For JSON output (from the llama.cpp API, showing only loaded models):

make list-models-json

Deleting Models

make delete-models

Interactive multi-select menu to remove models from /models/. If the models preset is enabled (LLAMA_MODELS_PRESET_ENABLED=true), corresponding sections are also removed from models.ini.

After deleting a model that was currently loaded, run make restart to update llama.cpp.

Manual Model Placement

You can also place .gguf files directly:

  • Host path: Copy files to the path configured in LLAMA_MODELS_HOST_PATH
  • Docker volume: Use make shell and download via curl inside the container

Per-Model INI Configuration

All model configurations are stored in a single /models/models.ini file that the server reads at startup. Each section in the INI file are custom configs for a model that exists in /models/ as a .gguf file.

Example models.ini:

[llama3]
model = /models/llama-3-8b-instruct.Q5_K_M.gguf
ctx-size = 8192
ngl = 35
threads = 8

[mistral]
model = /models/mistral-7b-instruct-v0.3.Q4_K_M.gguf
ctx-size = 4096
ngl = 20
threads = 8

[qwen]
model = /models/qwen2.5-coder-7b-instruct.Q5_K_M.gguf
ctx-size = 16384
ngl = 35
threads = 8
Key config parameters
Parameter What it controls
model Absolute path to the GGUF file
ctx-size Context window size in tokens. Larger values use more VRAM.
ngl Number of GPU layers offloaded. Set to 0 for CPU-only; increase until you hit VRAM limits.
threads CPU threads for the layers that remain on CPU.
Managing Model Configurations
make manage-model-configs

This target opens an interactive editor workflow:

  1. Downloads models.ini from the container if it exists, or creates a new file with commented-out example sections
  2. Opens the file in your $EDITOR (falls back to nano if unset)
  3. After you save and close the editor, validates INI syntax locally using Python's configparser
    • If syntax is invalid, the upload is skipped (container file untouched) and the file re-opens in the editor; press N during the 5-second countdown to abort entirely
    • If python3 or configparser are not available locally, a warning is shown and you're asked whether to proceed with the upload anyway
  4. If valid (or you chose to proceed without validation), uploads to the container
  5. Reminds you to restart the service
Manual Configuration

You can also edit models.ini directly in the /models/ directory (on the host or inside the container). After adding or updating the INI file, restart the service:

make restart

Important: llama.cpp reads the preset file at startup only — it does not hot-reload it.
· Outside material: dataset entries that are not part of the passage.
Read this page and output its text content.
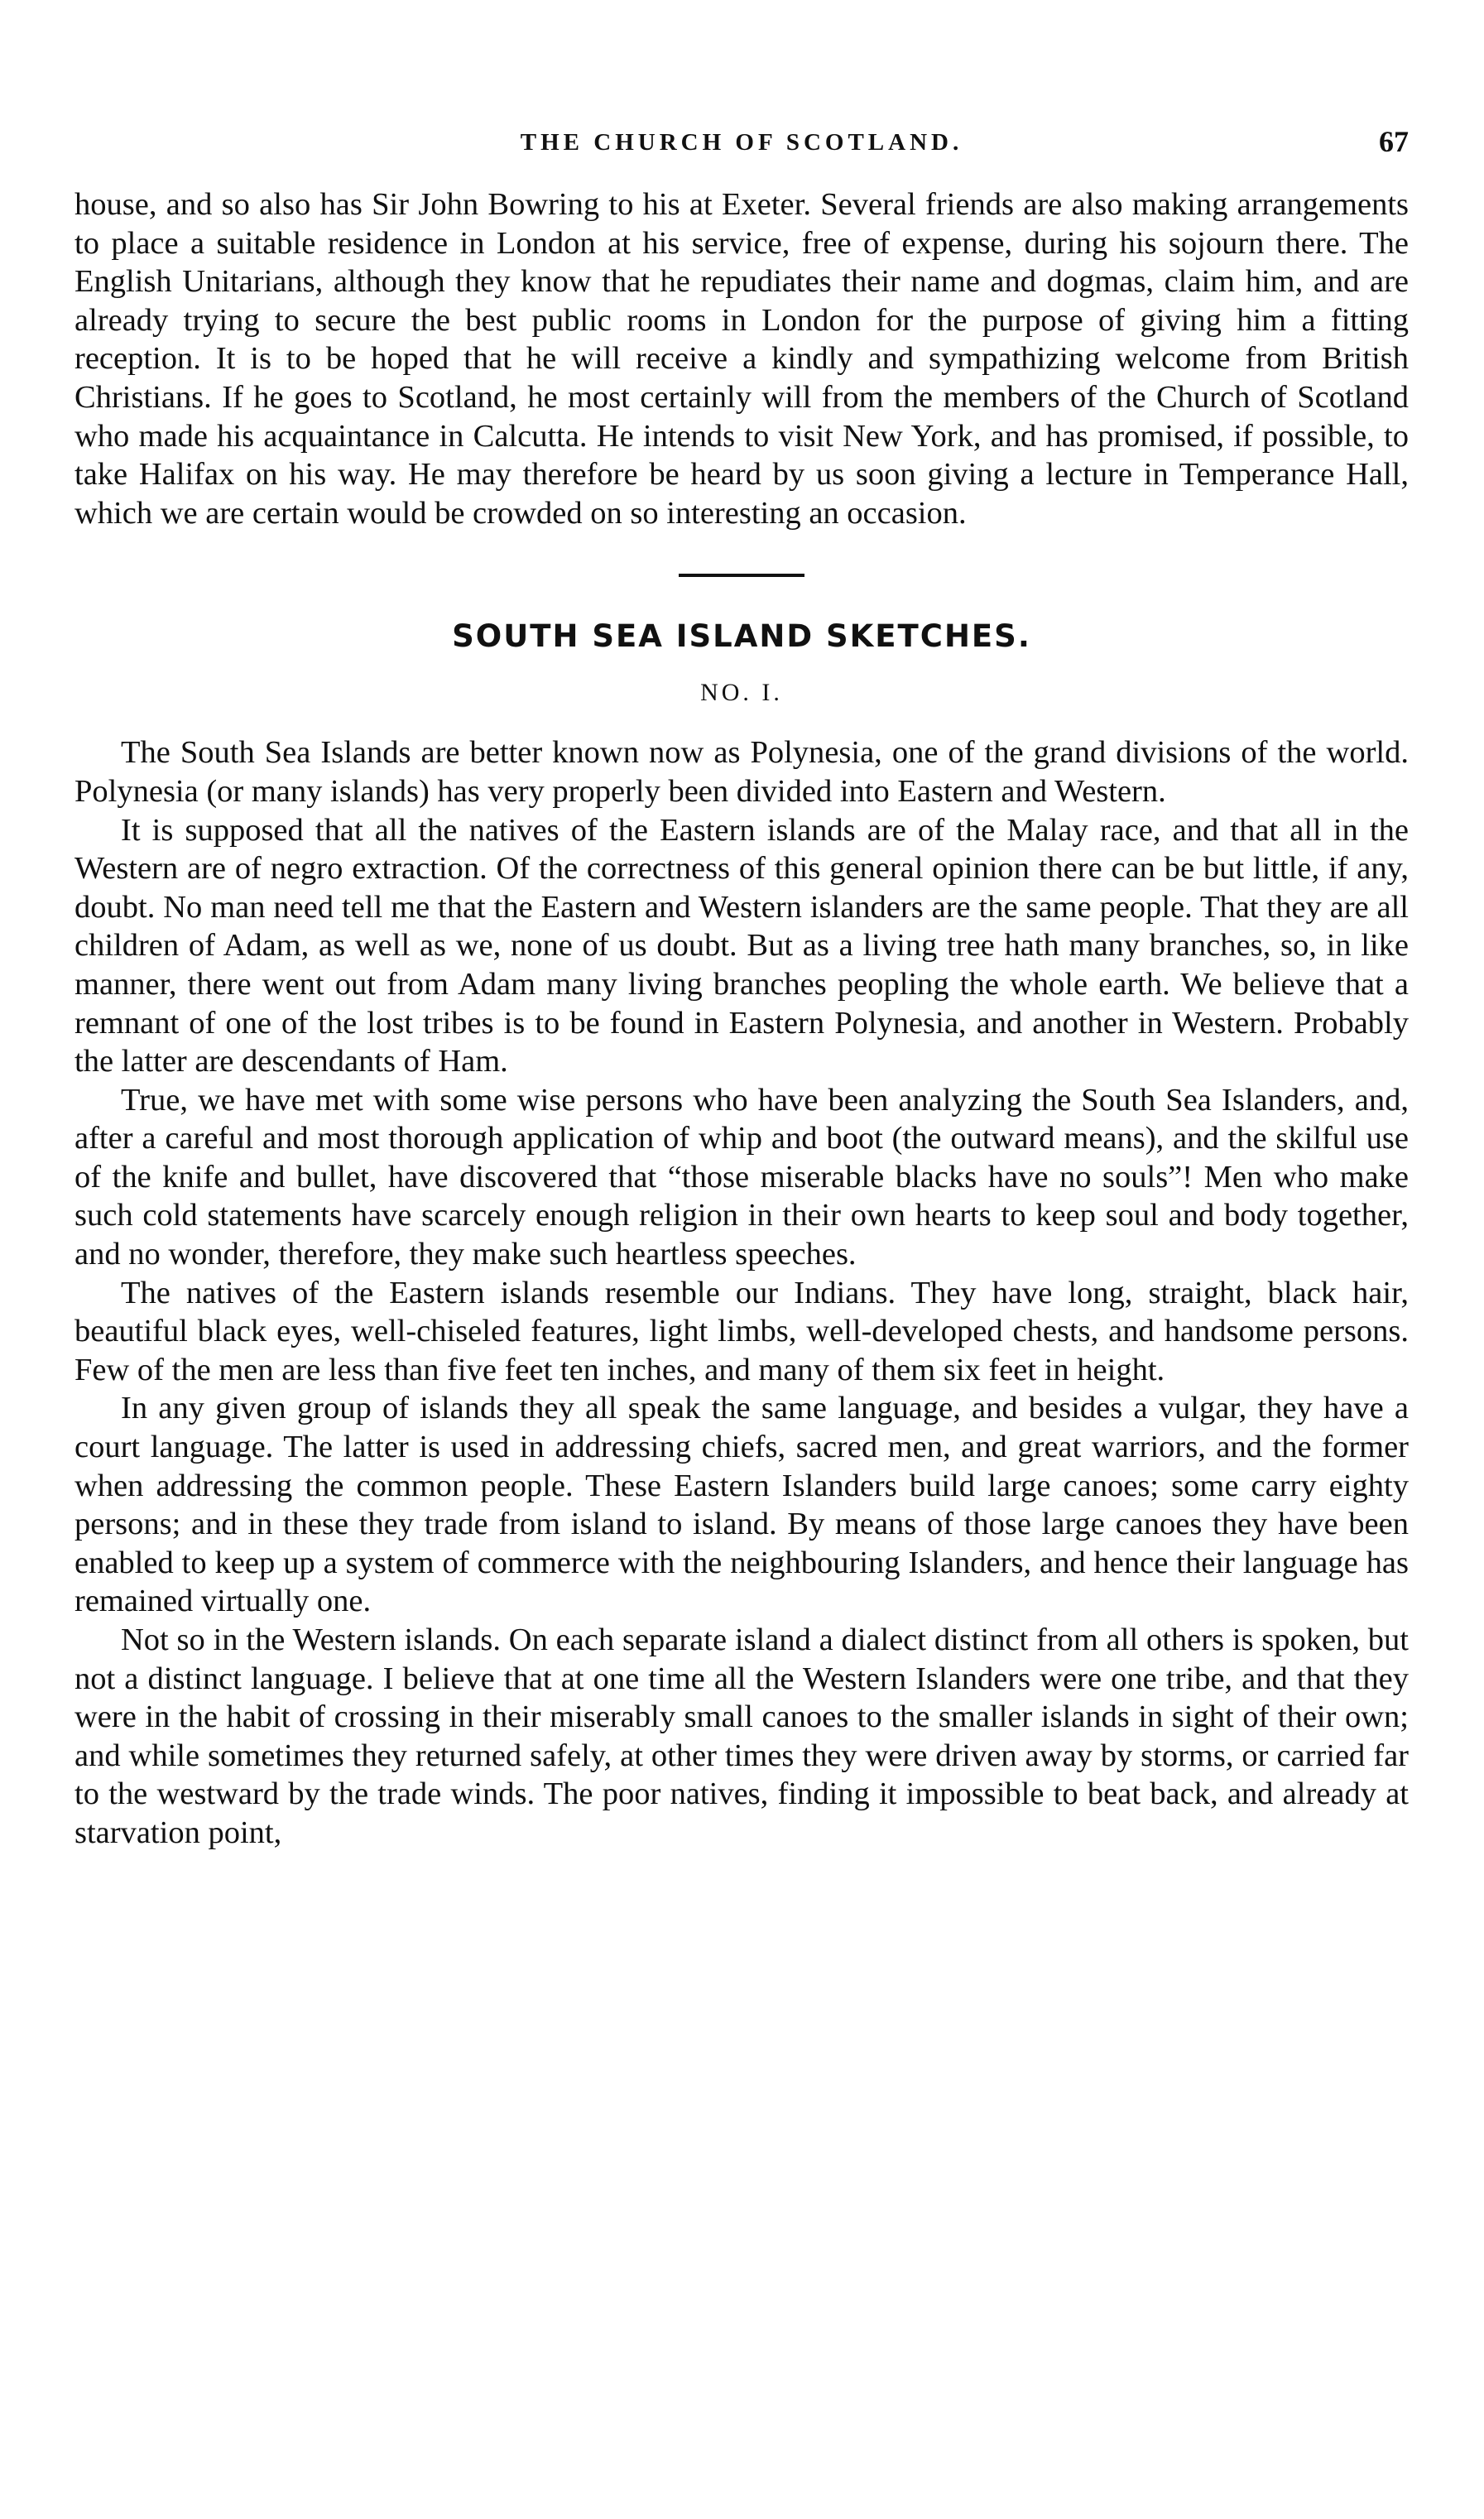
THE CHURCH OF SCOTLAND.	67

house, and so also has Sir John Bowring to his at Exeter. Several friends are also making arrangements to place a suitable residence in London at his service, free of expense, during his sojourn there. The English Unitarians, although they know that he repudiates their name and dogmas, claim him, and are already trying to secure the best public rooms in London for the purpose of giving him a fitting reception. It is to be hoped that he will receive a kindly and sympathizing welcome from British Christians. If he goes to Scotland, he most certainly will from the members of the Church of Scotland who made his acquaintance in Calcutta. He intends to visit New York, and has promised, if possible, to take Halifax on his way. He may therefore be heard by us soon giving a lecture in Temperance Hall, which we are certain would be crowded on so interesting an occasion.

SOUTH SEA ISLAND SKETCHES.
NO. I.

The South Sea Islands are better known now as Polynesia, one of the grand divisions of the world. Polynesia (or many islands) has very properly been divided into Eastern and Western.

It is supposed that all the natives of the Eastern islands are of the Malay race, and that all in the Western are of negro extraction. Of the correctness of this general opinion there can be but little, if any, doubt. No man need tell me that the Eastern and Western islanders are the same people. That they are all children of Adam, as well as we, none of us doubt. But as a living tree hath many branches, so, in like manner, there went out from Adam many living branches peopling the whole earth. We believe that a remnant of one of the lost tribes is to be found in Eastern Polynesia, and another in Western. Probably the latter are descendants of Ham.

True, we have met with some wise persons who have been analyzing the South Sea Islanders, and, after a careful and most thorough application of whip and boot (the outward means), and the skilful use of the knife and bullet, have discovered that “those miserable blacks have no souls”! Men who make such cold statements have scarcely enough religion in their own hearts to keep soul and body together, and no wonder, therefore, they make such heartless speeches.

The natives of the Eastern islands resemble our Indians. They have long, straight, black hair, beautiful black eyes, well-chiseled features, light limbs, well-developed chests, and handsome persons. Few of the men are less than five feet ten inches, and many of them six feet in height.

In any given group of islands they all speak the same language, and besides a vulgar, they have a court language. The latter is used in addressing chiefs, sacred men, and great warriors, and the former when addressing the common people. These Eastern Islanders build large canoes; some carry eighty persons; and in these they trade from island to island. By means of those large canoes they have been enabled to keep up a system of commerce with the neighbouring Islanders, and hence their language has remained virtually one.

Not so in the Western islands. On each separate island a dialect distinct from all others is spoken, but not a distinct language. I believe that at one time all the Western Islanders were one tribe, and that they were in the habit of crossing in their miserably small canoes to the smaller islands in sight of their own; and while sometimes they returned safely, at other times they were driven away by storms, or carried far to the westward by the trade winds. The poor natives, finding it impossible to beat back, and already at starvation point,
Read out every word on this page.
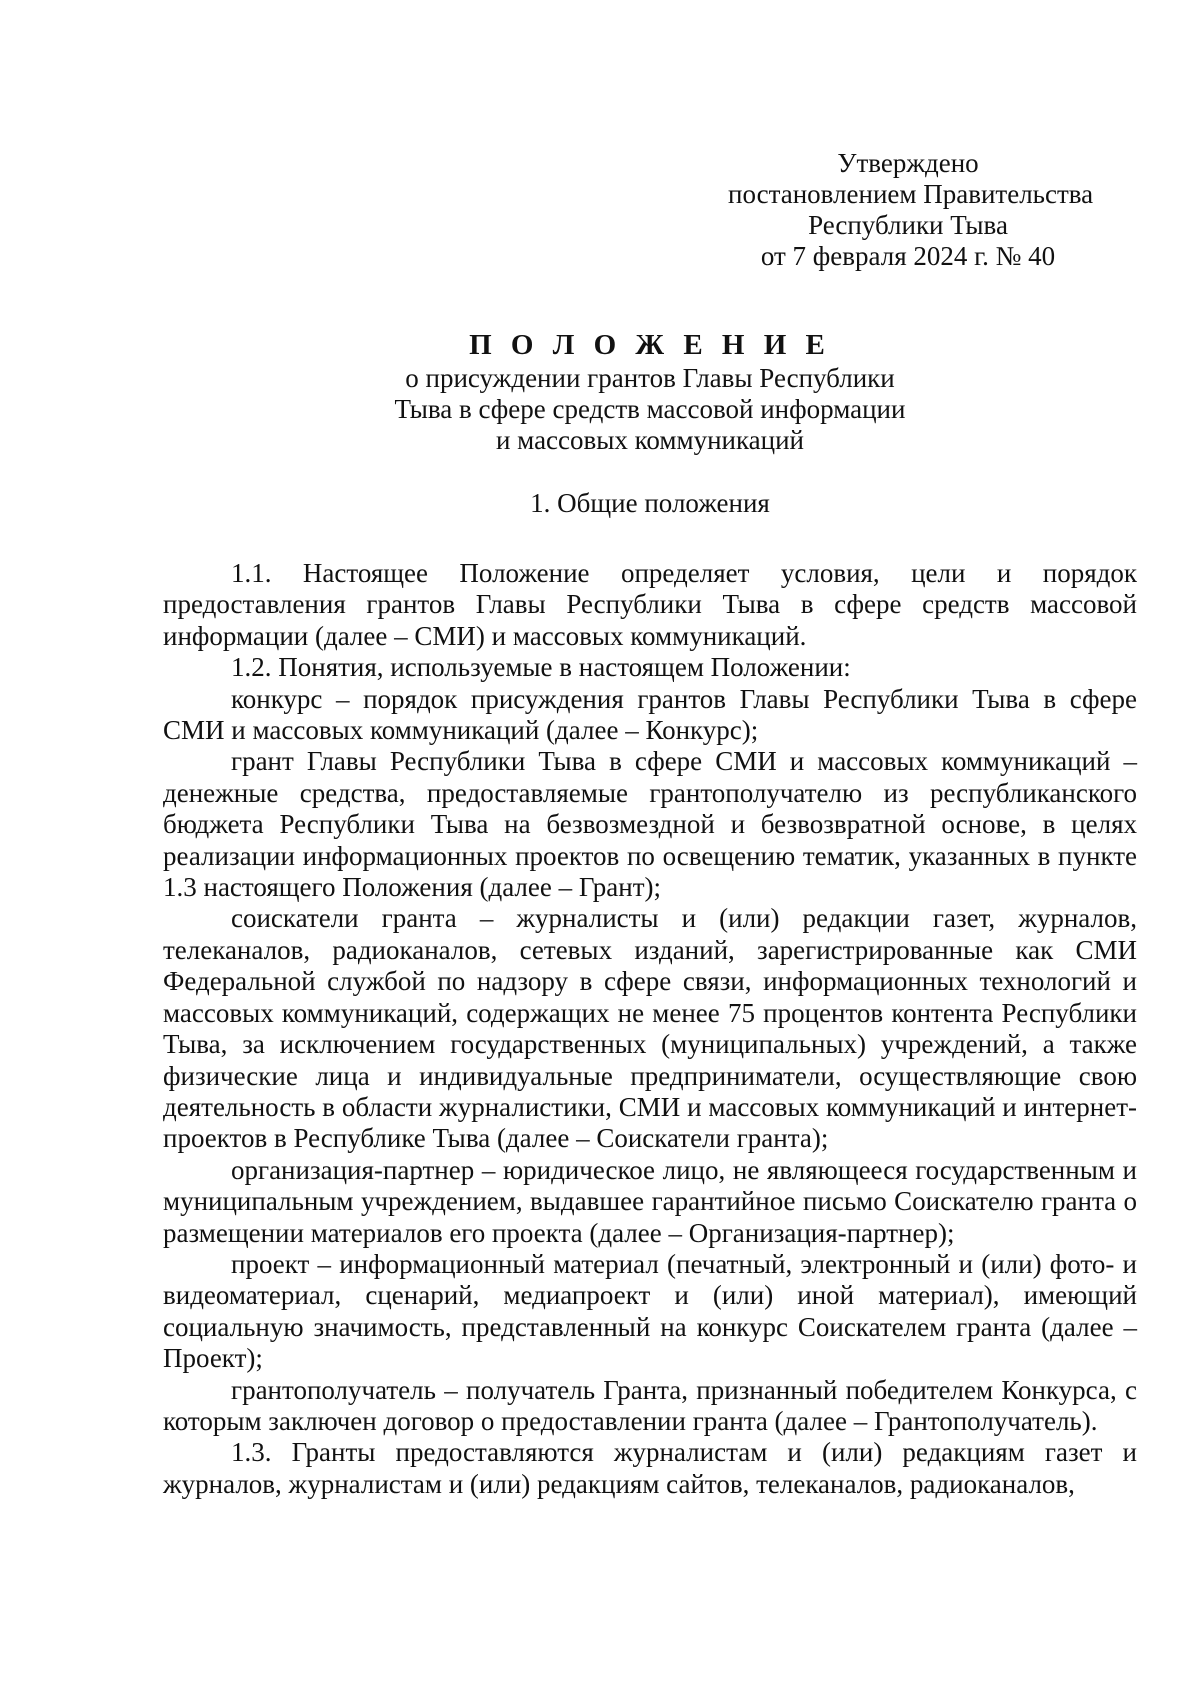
Утверждено
постановлением Правительства
Республики Тыва
от 7 февраля 2024 г. № 40
П О Л О Ж Е Н И Е
о присуждении грантов Главы Республики
Тыва в сфере средств массовой информации
и массовых коммуникаций
1. Общие положения

1.1. Настоящее Положение определяет условия, цели и порядок предоставления грантов Главы Республики Тыва в сфере средств массовой информации (далее – СМИ) и массовых коммуникаций.

1.2. Понятия, используемые в настоящем Положении:

конкурс – порядок присуждения грантов Главы Республики Тыва в сфере СМИ и массовых коммуникаций (далее – Конкурс);

грант Главы Республики Тыва в сфере СМИ и массовых коммуникаций – денежные средства, предоставляемые грантополучателю из республиканского бюджета Республики Тыва на безвозмездной и безвозвратной основе, в целях реализации информационных проектов по освещению тематик, указанных в пункте 1.3 настоящего Положения (далее – Грант);

соискатели гранта – журналисты и (или) редакции газет, журналов, телеканалов, радиоканалов, сетевых изданий, зарегистрированные как СМИ Федеральной службой по надзору в сфере связи, информационных технологий и массовых коммуникаций, содержащих не менее 75 процентов контента Республики Тыва, за исключением государственных (муниципальных) учреждений, а также физические лица и индивидуальные предприниматели, осуществляющие свою деятельность в области журналистики, СМИ и массовых коммуникаций и интернет-проектов в Республике Тыва (далее – Соискатели гранта);

организация-партнер – юридическое лицо, не являющееся государственным и муниципальным учреждением, выдавшее гарантийное письмо Соискателю гранта о размещении материалов его проекта (далее – Организация-партнер);

проект – информационный материал (печатный, электронный и (или) фото- и видеоматериал, сценарий, медиапроект и (или) иной материал), имеющий социальную значимость, представленный на конкурс Соискателем гранта (далее – Проект);

грантополучатель – получатель Гранта, признанный победителем Конкурса, с которым заключен договор о предоставлении гранта (далее – Грантополучатель).

1.3. Гранты предоставляются журналистам и (или) редакциям газет и журналов, журналистам и (или) редакциям сайтов, телеканалов, радиоканалов,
Changes require a restart to take effect.

Disabling the preset file

Set LLAMA_MODELS_PRESET_ENABLED=false in your .env file to disable the --models-preset flag. Models will still be auto-discovered via --models-dir, but without per-model configuration.

Shell Access

make shell

Enter the container shell to run llama-cli, llama-quantize, or other tools (available depending on the image variant selected).

Destroy

make destroy

This completely removes the container and deletes all its volumes.